New Delhi: Oil explorer Cairn Energy Plc on Wednesday said it asked Cairn India Ltd to pay pending dividends after an international arbitration panel confirmed that $51 million due from the Indian company is no longer restricted on account of a tax dispute with the Indian government.
Cairn India is now owned by London-listed Vedanta Resources Plc but its erstwhile parent Cairn Energy owns close to a 10% residual stake in the company, which the Indian tax department attached in May 2014 in relation to a tax dispute. The stake was valued at $383 million as on 30 June, 2016.
“Confirmation received via the international arbitration that dividends of US $51m due from Cairn India Limited (CIL) are no longer restricted, Cairn has requested the immediate release of the sum from CIL,” Cairn Energy said in a statement.
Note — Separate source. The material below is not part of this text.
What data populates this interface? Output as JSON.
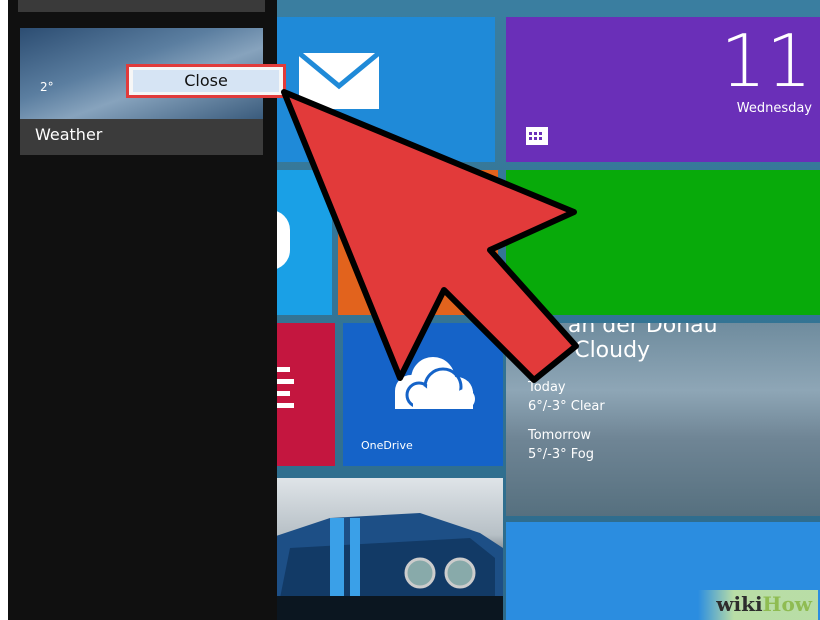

It said further that international arbitration proceedings are progressing in respect to the company’s claim under the UK-India bilateral treaty.
The arbitration was triggered by a demand raised by the tax department for capital gains tax on a 2006 internal reorganization of Cairn India Ltd prior to its listing in 2007 and subsequent sale to Vedanta in 2011.
Edinburgh-based Cairn Energy had said last year that the demand included Rs10,200 crore as principal tax dues and interest dating back to 2007 totalling Rs18,800 crore. The tax demand was raised based on a 2012 change to the income tax law that allowed the department to claim taxes on past offshore transactions involving Indian assets.
An email sent to Cairn India, which is in the process of getting merged with Vedanta Ltd, a subsidiary of Vedanta Resources Plc, remained unanswered. Cairn India did not change its name after its acquisition by Vedanta. In response to an earlier emailed query in February relating to Cairn India’s future plans, the company had said that the Cairn brand will be preserved even after the merger with Vedanta.
Finance minister Arun Jaitley had in his 2016 budget offered a direct tax dispute resolution scheme, offering to waive off interest and penalty if the principal tax amounts involved in the disputes relating to the 2012 retrospective changes in tax law are paid. Cairn Energy did not avail of the scheme.